Jean-François Vilotte, president of France’s gambling regulator ARJEL, announced late last week that he will be leaving his post in January to join a firm in the private sector.
Vilotte has headed up the ARJEL since 2009 and has played an integral role in the establishment of France's Internet gambling regulation. When the country's regulated iGaming market launched in 2010, the ARJEL contacted unlicensed operators and forced them to cease offering services to French customers, eventually blocking access to the unregulated sites.
He has since been in charge of overseeing the French market, ensuring the safety and fairness of gambling operations and the protection of gamblers.
As far as poker is concerned, Vilotte was at the helm when the ARJEL awarded a gaming license to Caesars Interactive Entertainment and approved the World Series of Poker to hold a series in France.
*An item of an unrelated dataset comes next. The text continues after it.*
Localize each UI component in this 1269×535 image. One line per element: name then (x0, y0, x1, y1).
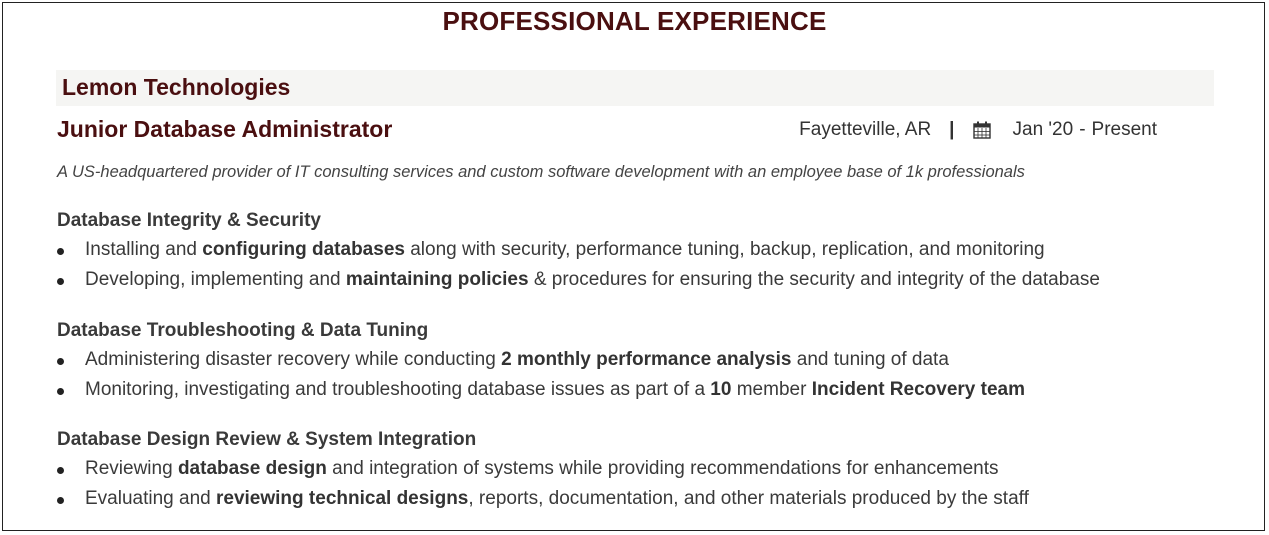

Caesars moved the WSOP Europe from London to Cannes in 2011, and then to Enghien-les-Bains in 2013.
Vilotte and the ARJEL also made headlines in July 2011 when the regulator suspended Full Tilt Poker as a licensed operator in France due to the interruption of access to the site after Black Friday.
Online poker has struggled in France of late. Vilotte has been calling for changes to the law that would allow for shared liquidity with other regulated markets. Currently, French players are restricted from playing opponents located outside the country, and online poker revenue has taken a severe hit over the past year.
Vilotte has not commented on his reason for leaving but is expected to provide more details later this week.